In recent years, more and more turning away from regular excessive loading through to real-time data warehousing has been completed. Some industries, such as telecommunications and retailing industries had need for readily available data while preserving the separation of operational and evaluating systems. Real -time data warehousing is the prerequisite for the active data warehouse (English Active Data Warehouse, associated process Active Data Warehousing, both short ADW ). In the active data warehousing are firstly the results of the analysis of time - and event-driven communicated to interested receivers, on the other hand allows the Active Data Warehousing direct control of operational processes such as Workflows. In addition to the loading of the data warehouse with timely data to Active Data Warehousing includes the immediate playing back the results into operational systems.

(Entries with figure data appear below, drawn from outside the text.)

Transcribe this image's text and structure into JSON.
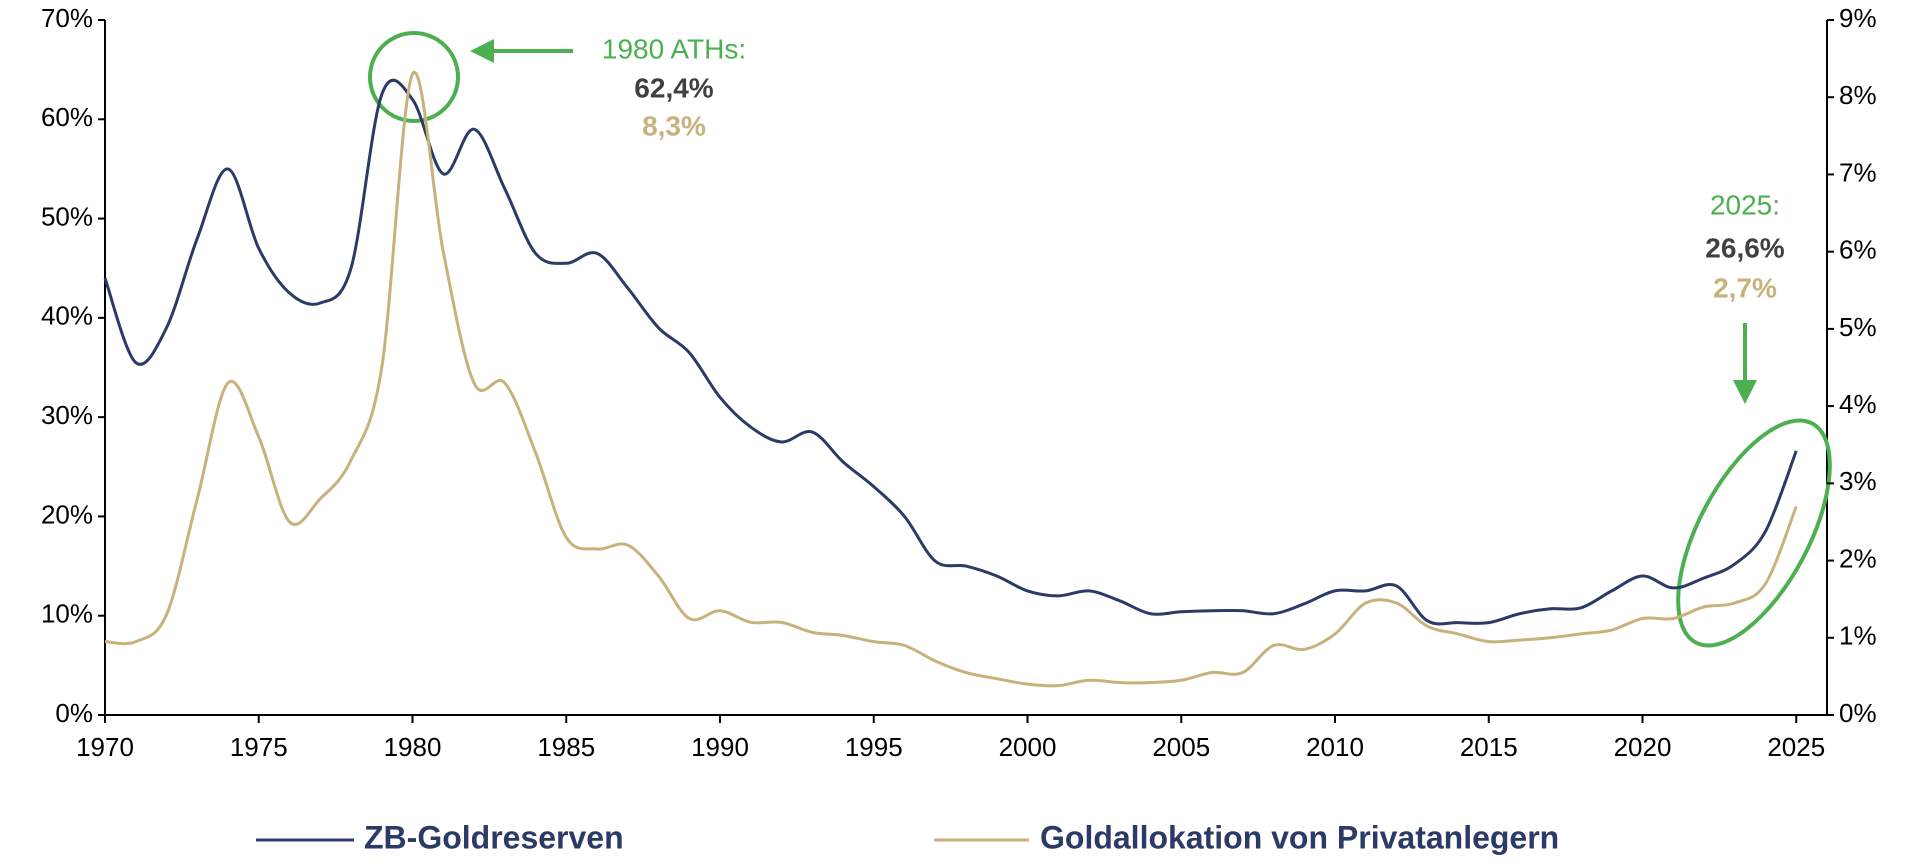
{
  "chart_data": {
    "type": "line",
    "x": [
      1970,
      1971,
      1972,
      1973,
      1974,
      1975,
      1976,
      1977,
      1978,
      1979,
      1980,
      1981,
      1982,
      1983,
      1984,
      1985,
      1986,
      1987,
      1988,
      1989,
      1990,
      1991,
      1992,
      1993,
      1994,
      1995,
      1996,
      1997,
      1998,
      1999,
      2000,
      2001,
      2002,
      2003,
      2004,
      2005,
      2006,
      2007,
      2008,
      2009,
      2010,
      2011,
      2012,
      2013,
      2014,
      2015,
      2016,
      2017,
      2018,
      2019,
      2020,
      2021,
      2022,
      2023,
      2024,
      2025
    ],
    "xlim": [
      1970,
      2026
    ],
    "xticks": [
      1970,
      1975,
      1980,
      1985,
      1990,
      1995,
      2000,
      2005,
      2010,
      2015,
      2020,
      2025
    ],
    "ylim": [
      0,
      70
    ],
    "yticks": [
      {
        "value": 0,
        "label": "0%"
      },
      {
        "value": 10,
        "label": "10%"
      },
      {
        "value": 20,
        "label": "20%"
      },
      {
        "value": 30,
        "label": "30%"
      },
      {
        "value": 40,
        "label": "40%"
      },
      {
        "value": 50,
        "label": "50%"
      },
      {
        "value": 60,
        "label": "60%"
      },
      {
        "value": 70,
        "label": "70%"
      }
    ],
    "y2lim": [
      0,
      9
    ],
    "y2ticks": [
      {
        "value": 0,
        "label": "0%"
      },
      {
        "value": 1,
        "label": "1%"
      },
      {
        "value": 2,
        "label": "2%"
      },
      {
        "value": 3,
        "label": "3%"
      },
      {
        "value": 4,
        "label": "4%"
      },
      {
        "value": 5,
        "label": "5%"
      },
      {
        "value": 6,
        "label": "6%"
      },
      {
        "value": 7,
        "label": "7%"
      },
      {
        "value": 8,
        "label": "8%"
      },
      {
        "value": 9,
        "label": "9%"
      }
    ],
    "grid": false,
    "series": [
      {
        "name": "ZB-Goldreserven",
        "color": "#2b3a67",
        "values": [
          44,
          35.5,
          39,
          48,
          55,
          47,
          42.5,
          41.5,
          45,
          62.5,
          62,
          54.5,
          59,
          53,
          46.5,
          45.5,
          46.5,
          43,
          39,
          36.5,
          32,
          29,
          27.5,
          28.5,
          25.5,
          23,
          20,
          15.5,
          15,
          14,
          12.5,
          12,
          12.5,
          11.5,
          10.2,
          10.4,
          10.5,
          10.5,
          10.2,
          11.2,
          12.5,
          12.5,
          13,
          9.5,
          9.3,
          9.3,
          10.2,
          10.7,
          10.8,
          12.5,
          14,
          12.8,
          13.8,
          15.2,
          18.5,
          26.6
        ]
      },
      {
        "name": "Goldallokation von Privatanlegern",
        "color": "#c8b27c",
        "axis": "y2",
        "values": [
          0.95,
          0.95,
          1.3,
          2.8,
          4.3,
          3.6,
          2.5,
          2.8,
          3.3,
          4.5,
          8.3,
          6,
          4.3,
          4.3,
          3.4,
          2.3,
          2.15,
          2.2,
          1.8,
          1.25,
          1.35,
          1.2,
          1.2,
          1.07,
          1.03,
          0.95,
          0.9,
          0.7,
          0.55,
          0.47,
          0.4,
          0.38,
          0.45,
          0.42,
          0.42,
          0.45,
          0.55,
          0.55,
          0.9,
          0.85,
          1.05,
          1.45,
          1.45,
          1.15,
          1.05,
          0.95,
          0.97,
          1.0,
          1.05,
          1.1,
          1.25,
          1.25,
          1.4,
          1.45,
          1.7,
          2.7
        ]
      }
    ],
    "annotations": [
      {
        "text": "1980 ATHs:",
        "color": "#4caf50"
      },
      {
        "text": "62,4%",
        "color": "#404040"
      },
      {
        "text": "8,3%",
        "color": "#c8b27c"
      },
      {
        "text": "2025:",
        "color": "#4caf50"
      },
      {
        "text": "26,6%",
        "color": "#404040"
      },
      {
        "text": "2,7%",
        "color": "#c8b27c"
      }
    ]
  }
}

This analysis results of data from the data warehouse, in turn, affect the the data warehouse supplying operational systems; one speaks therefore of the closed loop.
Data Warehouse Applications
- Integration of data from differently structured and distributed databases in order to allow a global view of the source data, thus overlapping evaluations
- Identifying hidden relationships between data through data mining
- Fast and flexible availability of reports, statistics and indicators in order to recognize about relationships between market and services can
- Detailed information about business objects and relationships
- Transparency over time to business processes, cost and resource use
- Provision of information, for example for the creation of product catalogs.
The 59th Conference of Data Protection Commissioners of the Federation and the Länder of 14-15. March 2000 has, in its resolution on data warehouse, data mining and data protection on the legal risk to go, which is associated with these methods. In particular, the fundamental right to informational self-determination and the protection of privacy is in danger. Reason is the possibility of the said method to store personal data on their earmarking out and take advantage of what is unlawful under certain circumstances. Our recommendation is to focus on techniques that use an anonymous or pseudonymous form of the original form of the personal data.